1月3日付の顧客向けの調査メモの中で、HSBCのアナリスト、デビッド・マッカーシー(David McCarthy)氏と同氏のチームは「イギリスでは、食料の50%を輸入に頼っていると広く考えられている」と書いている。そして、YouGovの最新の世論調査によると、保守党員の76%が、合意なきEU離脱に関する警告は「誇張された話もしくは作り話で、合意なきEU離脱となっても実際には大した混乱は生じない」と考えていることが分かった。
50%という数字は、実際よりも低いとマッカーシー氏は言う。実際は「食料の80%が輸入されたものだ」と、同氏は書いている。これは「原材料が輸入されている可能性があるにもかかわらず、イギリスで加工した食料はイギリスで生産されたものだと認識しているからだ。例えば、紅茶はイギリスで製造されているが、イギリスで茶葉は育てられていない —— 全て輸入されたものだ。原材料を輸入食品とカウントすれば、実際の数字は80%以上になる」という。
イギリスの現在の関税をめぐる取り決めが機能しなくなれば、食料不足は数日中に起こるだろう。

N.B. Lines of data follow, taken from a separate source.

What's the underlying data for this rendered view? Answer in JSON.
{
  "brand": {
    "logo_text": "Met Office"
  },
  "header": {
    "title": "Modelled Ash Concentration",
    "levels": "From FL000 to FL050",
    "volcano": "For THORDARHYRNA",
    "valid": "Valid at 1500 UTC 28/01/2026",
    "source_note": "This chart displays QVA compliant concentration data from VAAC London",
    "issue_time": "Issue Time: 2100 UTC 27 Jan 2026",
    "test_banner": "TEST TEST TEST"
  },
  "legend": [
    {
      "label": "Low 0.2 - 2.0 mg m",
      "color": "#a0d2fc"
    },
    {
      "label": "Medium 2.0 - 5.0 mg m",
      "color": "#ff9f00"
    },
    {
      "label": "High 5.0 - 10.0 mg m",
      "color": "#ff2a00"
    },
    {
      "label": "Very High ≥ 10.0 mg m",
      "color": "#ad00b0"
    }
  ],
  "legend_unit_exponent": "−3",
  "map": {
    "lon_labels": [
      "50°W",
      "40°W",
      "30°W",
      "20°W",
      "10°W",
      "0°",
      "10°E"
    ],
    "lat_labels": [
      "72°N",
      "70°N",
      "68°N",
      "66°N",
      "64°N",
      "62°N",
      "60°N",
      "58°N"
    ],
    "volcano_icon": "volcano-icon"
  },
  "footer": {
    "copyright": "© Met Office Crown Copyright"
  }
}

「11月に開催した我々のチェアマンズ・カンファレンスで、ある元CEOが述べたように『木曜日に(イギリスの)スーパーで売られているにんじんは、スペインで月曜日に収穫されたもの』なのだ」とHSBCは書いている。
もちろん、にんじんは冷やしておけば新鮮なままだ。だが、複数の報道によると、イギリスの冷凍食品の貯蔵施設の使用率はすでに100%に達している。「最悪のケースに備えて、イギリスでは小売業者や卸売業者たちが在庫を蓄積していて、冷凍食品の貯蔵施設で使われていないところはないと報じられている」とHSBCは述べた。
ドライバーもおらず、食料もない
状況はさらに悪化しそうだ。「食品業界の多くが外国人労働者を雇っていて、労働力不足が業界に深刻なダメージを与える可能性がある。例えば、イギリスで不足している重量物運搬車(HGV)のドライバーの多くは、中央ヨーロッパから来ている。2017年の我々のCEOフォーラムで、あるCEOが述べたように、『自由な労働の移動が止まり、トラックのドライバーが母国へ帰ってしまえば、イギリスの流通は半分に減るだろう』」と、マッカーシー氏のチームは書いている(Business Insiderでは、HSBCにさらにコメントを求めたが、回答は得られなかった)。
「サプライチェーンは細かいバランスで成り立っている中、いかなる景気低迷もトラックやドライバー、食料の不足につながるだろう」
もちろん、HSBCのチームは明るい兆候も見出している。チームは、イギリスの主要な食料品店の中でも、テスコ(Tesco)がこのカオスに最もうまく対処できるだろうと見ていて、同社の株を「買い」としている。